O principal problema da Marfrig hoje tem nome e sobrenome: National Beef.
A empresa americana responde por quase metade da receita da Marfrig (mesmo considerando os números da BRF consolidados no balanço) e tem sofrido com uma conjuntura desfavorável de mercado.
Com a redução da oferta de boi nos últimos anos, o preço do gado está muito alto nos EUA, o que tem pressionado os custos da companhia, comprimindo sua margem EBITDA para esqueléticos 2,6% no quarto tri.
Na JBS USA – que opera no mesmo ramo – a situação é ainda pior, com a operação fechando o quarto tri com margem EBITDA negativa. (A diferença entre as duas é que a Marfrig opera numa região dos EUA que está melhor, além de focar em produtos mais premium, que têm sofrido menos).
“Estruturalmente, a margem da National Beef deveria ser uns 2 pontos acima da JBS e da Tyson por esses fatores,” disse um analista do buyside. “Mas a JBS errou alguns hedges e teve uma performance ruim no trimestre, com esse gap aumentando para mais de 4 pontos.”
No mercado, a grande dúvida é quando a virada do ciclo vai acontecer nos EUA.
A maioria dos analistas acredita que o ciclo bovino lá começará a melhorar em 2026 – mas alguns já acham que essa projeção pode ser muito otimista.
“Em 2023 os produtores americanos já deveriam ter começado a reter os animais, mas o clima não foi favorável para reter as fêmeas e o custo dos grãos também estava alto,” disse Leonardo, da XP. “Se eles demorarem muito mais para começar a reter as fêmeas isso vai significar que a virada do ciclo pode demorar mais que o esperado.”
Para aumentar a oferta de gado, os produtores precisam reter as fêmeas, para que elas engravidem e aumentem o rebanho – um processo que leva em torno de dois anos para gerar um impacto efetivo na oferta.
“Se eles começarem a reter agora, só vamos ver o efeito em 2026. Mas se esse processo de retenção atrasar, pode ser que a virada do ciclo fique para 2027,” disse o analista.
Essa dinâmica do mercado também significa que as coisas devem piorar antes de começar a melhorar – já que com a retenção das fêmeas a oferta diminui momentaneamente, pressionando mais os preços.
“O pior momento da indústria deve ser em 2024 e 2025, com o preço da arroba subindo ainda mais,” disse o analista do buyside. “Parte disso eles conseguem repassar no preço, mas deve ter uma compressão de margem e uma piora na geração de caixa.”
Na América do Sul, o cenário da Marfrig é o oposto, com o ciclo bovino jogando a favor da companhia, com uma oferta alta, preços baixos e uma demanda forte por carne.

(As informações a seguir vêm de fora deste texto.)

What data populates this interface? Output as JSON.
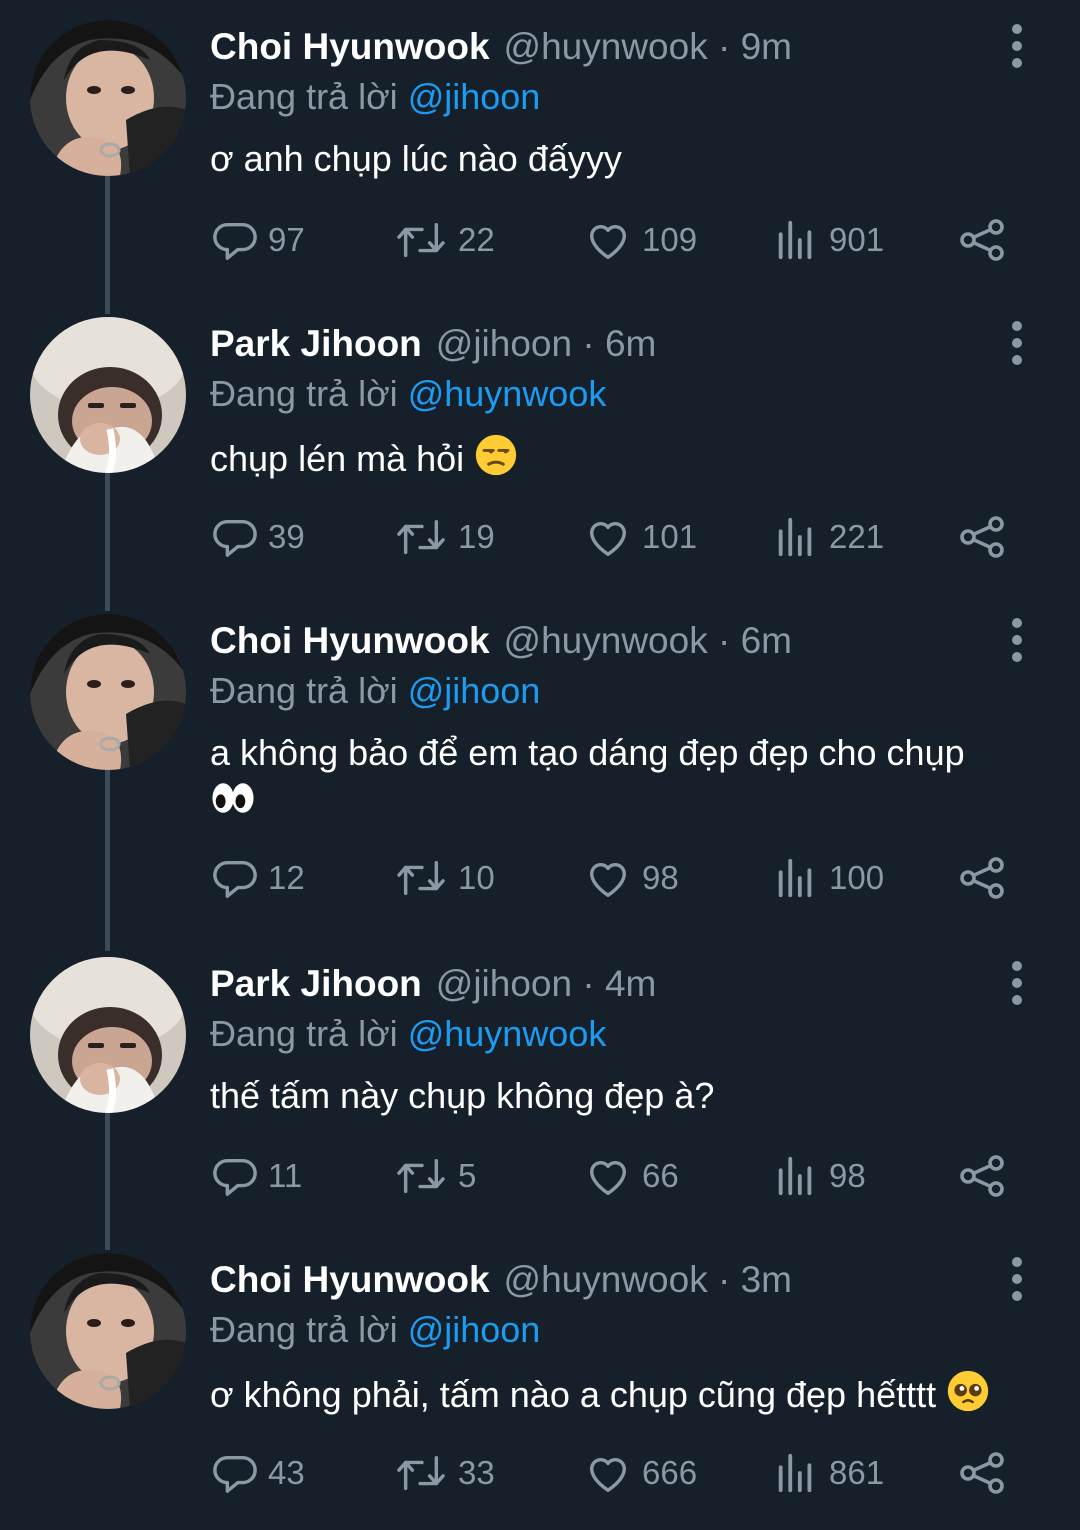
{
  "colors": {
    "background": "#15202b",
    "text": "#ffffff",
    "secondary": "#8b98a5",
    "mention": "#1d9bf0",
    "thread_line": "#3d4a57"
  },
  "icons": {
    "reply": "speech-bubble-icon",
    "retweet": "retweet-icon",
    "like": "heart-icon",
    "views": "bar-chart-icon",
    "share": "share-icon",
    "more": "more-vertical-icon"
  },
  "tweets": [
    {
      "name": "Choi Hyunwook",
      "meta": "@huynwook · 9m",
      "reply_prefix": "Đang trả lời",
      "reply_to": "@jihoon",
      "text": "ơ anh chụp lúc nào đấyyy",
      "emoji": "",
      "replies": "97",
      "retweets": "22",
      "likes": "109",
      "views": "901"
    },
    {
      "name": "Park Jihoon",
      "meta": "@jihoon · 6m",
      "reply_prefix": "Đang trả lời",
      "reply_to": "@huynwook",
      "text": "chụp lén mà hỏi",
      "emoji": "unamused-face",
      "replies": "39",
      "retweets": "19",
      "likes": "101",
      "views": "221"
    },
    {
      "name": "Choi Hyunwook",
      "meta": "@huynwook · 6m",
      "reply_prefix": "Đang trả lời",
      "reply_to": "@jihoon",
      "text": "a không bảo để em tạo dáng đẹp đẹp cho chụp",
      "emoji": "eyes",
      "replies": "12",
      "retweets": "10",
      "likes": "98",
      "views": "100"
    },
    {
      "name": "Park Jihoon",
      "meta": "@jihoon · 4m",
      "reply_prefix": "Đang trả lời",
      "reply_to": "@huynwook",
      "text": "thế tấm này chụp không đẹp à?",
      "emoji": "",
      "replies": "11",
      "retweets": "5",
      "likes": "66",
      "views": "98"
    },
    {
      "name": "Choi Hyunwook",
      "meta": "@huynwook · 3m",
      "reply_prefix": "Đang trả lời",
      "reply_to": "@jihoon",
      "text": "ơ không phải, tấm nào a chụp cũng đẹp hếtttt",
      "emoji": "pleading-face",
      "replies": "43",
      "retweets": "33",
      "likes": "666",
      "views": "861"
    }
  ]
}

A expectativa de analistas é que o bom momento, especialmente do Brasil, continue ao longo deste ano, e comece a perder força em 2025.

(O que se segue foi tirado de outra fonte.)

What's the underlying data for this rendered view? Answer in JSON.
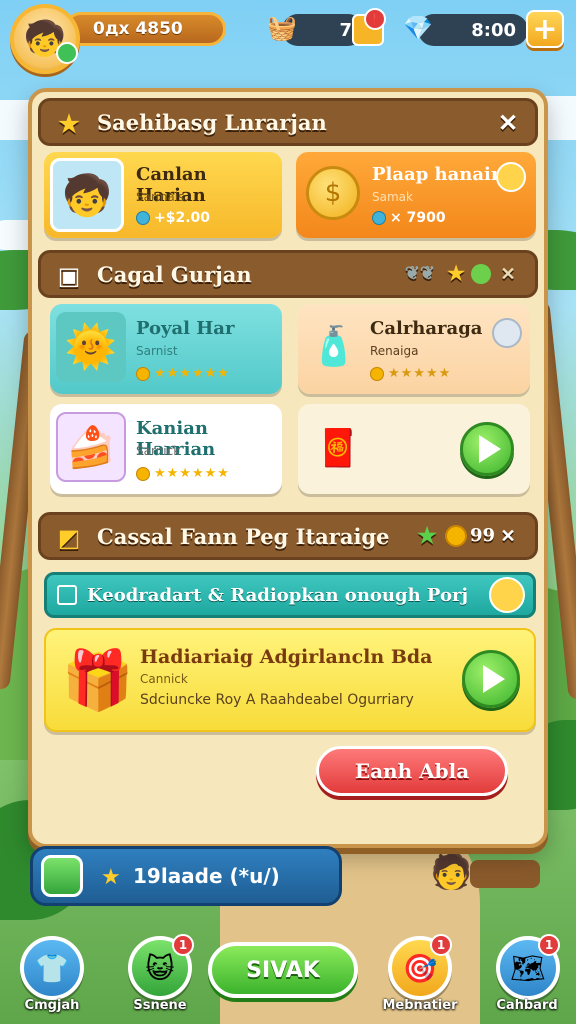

O problema é que essa operação deve diminuir muito de tamanho com a venda das 16 fábricas de carne in natura da Marfrig para a Minerva. Não está claro exatamente quanto essas fábricas representam do EBITDA da companhia – já que a Marfrig e a Minerva deram números diferentes em suas apresentações – mas deve ser algo entre R$ 800 milhões e R$ 1,5 bi.
No total, a operação da Marfrig na América do Sul fez um EBITDA de R$ 2,3 bilhões no ano passado.
Na BRF, a situação também é favorável, com a companhia surfando duas tendências positivas: a macro, com o preço dos grãos em baixa e as margens de frango em alta, e a micro, com a companhia colhendo os frutos de ganhos de eficiência provenientes de mudanças internas.
“Era uma empresa que antes queimava caixa e que tinha que chamar capital uma vez por ano pelo menos. Agora, dado o nível de resultado e geração de caixa, ela pode até começar a distribuir dividendos,” disse um analista.
Para este analista, dada essa dinâmica, é melhor comprar a BRF diretamente do que se expor à empresa via Marfrig.
“Com a Marfrig você vai surfar a melhora da BRF, talvez pagando um múltiplo menor, mas vai surfar também todo o ciclo ruim dos Estados Unidos, que ninguém sabe exatamente quando vai acabar.”